Eco-anxiety: The link between mental health and climate change

The connection between mental health and climate change.
The connection between mental health and climate change. Photo credit: Getty

Millennials are suffering from 'eco-anxiety', research has found.

A poll conducted in the US earlier this year found "negative news stories about the environment" affected the emotiponal wellbeing of 72 percent of Millennials, but only 57 percent of those aged over 45.

And a recent report from the American Psychological Association said Millennials feel stressed and powerless as a result of the current state of the planet and the challenges of saving it, and are facing uncertainty and denial as they try and negotiate how to deal with it. 

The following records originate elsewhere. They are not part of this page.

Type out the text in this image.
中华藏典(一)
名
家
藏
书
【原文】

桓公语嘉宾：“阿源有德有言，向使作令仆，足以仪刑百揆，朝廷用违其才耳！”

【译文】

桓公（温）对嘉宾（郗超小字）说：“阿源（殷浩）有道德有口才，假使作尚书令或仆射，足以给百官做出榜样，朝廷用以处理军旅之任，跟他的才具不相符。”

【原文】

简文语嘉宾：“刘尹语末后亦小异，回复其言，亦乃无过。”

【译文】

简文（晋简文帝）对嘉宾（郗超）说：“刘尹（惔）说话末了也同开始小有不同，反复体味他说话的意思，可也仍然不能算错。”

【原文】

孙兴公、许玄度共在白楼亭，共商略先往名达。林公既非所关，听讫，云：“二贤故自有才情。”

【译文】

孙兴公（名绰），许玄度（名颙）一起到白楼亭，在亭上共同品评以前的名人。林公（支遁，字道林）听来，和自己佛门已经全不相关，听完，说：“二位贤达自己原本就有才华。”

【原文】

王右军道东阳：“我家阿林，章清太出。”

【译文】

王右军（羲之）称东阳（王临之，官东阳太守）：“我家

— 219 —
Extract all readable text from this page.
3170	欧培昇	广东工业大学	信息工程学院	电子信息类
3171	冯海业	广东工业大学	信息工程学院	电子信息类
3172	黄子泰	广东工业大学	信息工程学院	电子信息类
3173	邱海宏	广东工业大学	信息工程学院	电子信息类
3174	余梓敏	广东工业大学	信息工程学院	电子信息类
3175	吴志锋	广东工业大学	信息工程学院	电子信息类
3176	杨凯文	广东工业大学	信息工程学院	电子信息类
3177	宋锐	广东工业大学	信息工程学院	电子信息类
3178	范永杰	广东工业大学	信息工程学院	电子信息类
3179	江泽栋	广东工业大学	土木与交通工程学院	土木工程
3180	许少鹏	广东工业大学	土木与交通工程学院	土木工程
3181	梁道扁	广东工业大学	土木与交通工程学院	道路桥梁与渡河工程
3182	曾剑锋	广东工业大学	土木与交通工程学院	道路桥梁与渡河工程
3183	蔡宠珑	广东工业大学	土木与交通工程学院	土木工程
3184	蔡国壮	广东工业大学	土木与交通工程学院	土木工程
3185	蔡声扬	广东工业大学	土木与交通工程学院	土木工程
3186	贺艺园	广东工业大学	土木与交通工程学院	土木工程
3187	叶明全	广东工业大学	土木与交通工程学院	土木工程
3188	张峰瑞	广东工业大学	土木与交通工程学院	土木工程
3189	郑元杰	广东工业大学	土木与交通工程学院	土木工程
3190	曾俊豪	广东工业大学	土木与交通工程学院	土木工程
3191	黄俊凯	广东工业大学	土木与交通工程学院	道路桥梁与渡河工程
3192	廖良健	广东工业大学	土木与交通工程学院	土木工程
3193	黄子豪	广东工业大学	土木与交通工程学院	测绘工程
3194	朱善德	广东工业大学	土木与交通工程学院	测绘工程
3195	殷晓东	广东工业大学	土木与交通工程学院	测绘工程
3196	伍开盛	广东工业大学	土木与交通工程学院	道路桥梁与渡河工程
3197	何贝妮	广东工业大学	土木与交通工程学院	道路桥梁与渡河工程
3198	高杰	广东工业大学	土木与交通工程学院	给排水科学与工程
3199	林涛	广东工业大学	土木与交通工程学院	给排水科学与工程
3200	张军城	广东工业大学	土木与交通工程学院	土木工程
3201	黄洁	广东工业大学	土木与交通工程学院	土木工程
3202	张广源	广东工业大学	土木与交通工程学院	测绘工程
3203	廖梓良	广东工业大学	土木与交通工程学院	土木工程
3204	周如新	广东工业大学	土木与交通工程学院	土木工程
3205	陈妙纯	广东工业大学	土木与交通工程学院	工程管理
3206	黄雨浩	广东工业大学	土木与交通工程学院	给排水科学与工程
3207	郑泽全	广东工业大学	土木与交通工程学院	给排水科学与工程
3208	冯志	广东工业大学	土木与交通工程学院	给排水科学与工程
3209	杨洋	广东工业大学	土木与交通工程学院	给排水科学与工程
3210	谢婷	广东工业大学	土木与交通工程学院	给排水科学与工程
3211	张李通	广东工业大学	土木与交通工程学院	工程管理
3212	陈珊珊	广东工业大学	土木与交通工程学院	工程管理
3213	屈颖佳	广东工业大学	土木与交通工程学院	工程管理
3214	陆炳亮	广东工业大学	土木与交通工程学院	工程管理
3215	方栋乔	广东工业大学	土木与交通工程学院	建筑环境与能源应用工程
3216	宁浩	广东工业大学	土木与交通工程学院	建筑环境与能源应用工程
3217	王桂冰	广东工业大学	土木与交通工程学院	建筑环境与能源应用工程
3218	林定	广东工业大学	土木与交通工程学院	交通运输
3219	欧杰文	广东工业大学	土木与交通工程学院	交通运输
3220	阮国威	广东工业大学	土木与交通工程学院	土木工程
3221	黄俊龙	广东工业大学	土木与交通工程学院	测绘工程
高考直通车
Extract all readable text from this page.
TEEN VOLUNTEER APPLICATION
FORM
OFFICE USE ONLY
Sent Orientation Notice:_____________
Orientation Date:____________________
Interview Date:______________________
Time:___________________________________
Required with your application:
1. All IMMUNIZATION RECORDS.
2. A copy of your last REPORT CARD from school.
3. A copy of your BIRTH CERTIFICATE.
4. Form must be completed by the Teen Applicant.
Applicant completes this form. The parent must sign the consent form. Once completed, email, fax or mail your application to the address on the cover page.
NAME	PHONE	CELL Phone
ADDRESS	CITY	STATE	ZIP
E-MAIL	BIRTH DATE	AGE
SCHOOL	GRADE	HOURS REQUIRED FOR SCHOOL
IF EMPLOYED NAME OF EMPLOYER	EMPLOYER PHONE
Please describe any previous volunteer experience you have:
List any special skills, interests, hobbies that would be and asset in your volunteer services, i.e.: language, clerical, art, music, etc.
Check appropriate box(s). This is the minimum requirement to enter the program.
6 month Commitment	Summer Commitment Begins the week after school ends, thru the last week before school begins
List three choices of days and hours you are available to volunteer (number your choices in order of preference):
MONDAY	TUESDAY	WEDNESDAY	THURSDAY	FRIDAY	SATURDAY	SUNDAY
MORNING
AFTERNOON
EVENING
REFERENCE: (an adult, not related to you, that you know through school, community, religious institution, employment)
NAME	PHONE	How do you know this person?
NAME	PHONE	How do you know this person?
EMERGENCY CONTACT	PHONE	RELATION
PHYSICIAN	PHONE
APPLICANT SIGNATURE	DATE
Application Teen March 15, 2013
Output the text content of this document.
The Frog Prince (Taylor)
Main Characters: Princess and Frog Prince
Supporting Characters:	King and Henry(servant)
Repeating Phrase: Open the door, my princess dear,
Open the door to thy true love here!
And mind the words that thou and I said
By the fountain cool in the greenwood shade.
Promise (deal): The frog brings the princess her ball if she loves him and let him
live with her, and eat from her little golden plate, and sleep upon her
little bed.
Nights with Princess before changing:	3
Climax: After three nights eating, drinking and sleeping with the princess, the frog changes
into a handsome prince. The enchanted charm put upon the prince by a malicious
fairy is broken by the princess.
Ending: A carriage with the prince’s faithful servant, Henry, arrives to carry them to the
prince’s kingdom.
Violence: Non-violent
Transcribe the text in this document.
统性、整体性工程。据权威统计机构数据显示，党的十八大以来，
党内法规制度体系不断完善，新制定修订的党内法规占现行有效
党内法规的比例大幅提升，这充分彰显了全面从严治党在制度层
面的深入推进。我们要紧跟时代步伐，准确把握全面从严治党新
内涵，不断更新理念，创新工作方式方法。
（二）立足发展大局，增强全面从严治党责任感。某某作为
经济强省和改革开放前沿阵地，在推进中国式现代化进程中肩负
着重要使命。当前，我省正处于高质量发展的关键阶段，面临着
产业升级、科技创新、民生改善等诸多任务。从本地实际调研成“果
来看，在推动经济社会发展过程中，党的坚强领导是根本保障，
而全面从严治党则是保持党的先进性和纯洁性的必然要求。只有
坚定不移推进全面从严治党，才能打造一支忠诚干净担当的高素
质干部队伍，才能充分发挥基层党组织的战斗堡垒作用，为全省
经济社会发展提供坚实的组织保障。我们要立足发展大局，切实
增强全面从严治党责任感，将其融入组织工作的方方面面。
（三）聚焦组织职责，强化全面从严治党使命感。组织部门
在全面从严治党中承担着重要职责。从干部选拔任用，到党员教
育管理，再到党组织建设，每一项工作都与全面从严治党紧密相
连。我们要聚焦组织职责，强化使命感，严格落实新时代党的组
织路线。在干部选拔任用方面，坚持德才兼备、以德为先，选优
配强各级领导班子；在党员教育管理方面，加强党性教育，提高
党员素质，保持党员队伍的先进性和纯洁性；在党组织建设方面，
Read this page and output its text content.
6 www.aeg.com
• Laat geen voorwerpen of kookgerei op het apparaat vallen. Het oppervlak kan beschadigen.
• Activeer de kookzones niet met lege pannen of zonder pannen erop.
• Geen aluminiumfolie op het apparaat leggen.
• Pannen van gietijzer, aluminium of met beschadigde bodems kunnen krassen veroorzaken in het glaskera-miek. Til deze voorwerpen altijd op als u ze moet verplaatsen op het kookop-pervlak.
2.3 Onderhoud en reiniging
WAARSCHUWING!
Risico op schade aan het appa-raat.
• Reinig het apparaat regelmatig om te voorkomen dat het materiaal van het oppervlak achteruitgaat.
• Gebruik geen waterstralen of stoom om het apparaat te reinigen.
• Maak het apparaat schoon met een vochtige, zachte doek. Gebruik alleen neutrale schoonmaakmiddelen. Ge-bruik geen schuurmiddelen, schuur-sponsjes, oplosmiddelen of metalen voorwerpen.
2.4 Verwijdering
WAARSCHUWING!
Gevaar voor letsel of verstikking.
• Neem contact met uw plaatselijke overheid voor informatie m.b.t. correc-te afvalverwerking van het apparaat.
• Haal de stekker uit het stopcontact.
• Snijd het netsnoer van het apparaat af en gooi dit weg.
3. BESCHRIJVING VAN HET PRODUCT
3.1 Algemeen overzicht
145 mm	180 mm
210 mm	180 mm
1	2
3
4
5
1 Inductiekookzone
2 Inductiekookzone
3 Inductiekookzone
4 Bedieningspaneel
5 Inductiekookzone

It quoted a study saying climate change-related disaster news coverage triggered anxiety in up to 40 percent of people.

The report also looked at how climate change has affected people's general mental health across the world, finding the most high-risk areas being that of indigenous, farming and low-income communities.

How global climate change impacts mental health.
How global climate change impacts mental health. Photo credit: APA

In one particularly extreme case, professor of psychology and environmental studies at the University of Victoria, Dr Robert Gifford, said a teenage boy in Australia saw the effects of drought where he lived and to avoid contributing to it, he refused to drink water.

"That's kind of the poster child, if you will, for extreme eco-anxiety."

For indigenous communities, the loss of their homes as a result of climate change can mean a loss of tradition and cultural practices and identity.

"In Alaska, for example, some native Alaskans have seen their villages literally vanish due to the thawing permafrost, and others are facing a similar outcome in the near future," the report states.

A closer look at the Inuit people in Canada showed real stress around losing their community.

"We are people of the sea ice. If there's no more sea ice, how can we be people of the sea ice?" one said.

Following natural disasters such as Hurricane Katrina, 49 percent of people developed an anxiety or mood disorder.

As the effects of climate change get progressively worse, anxieties and stress only gets worse.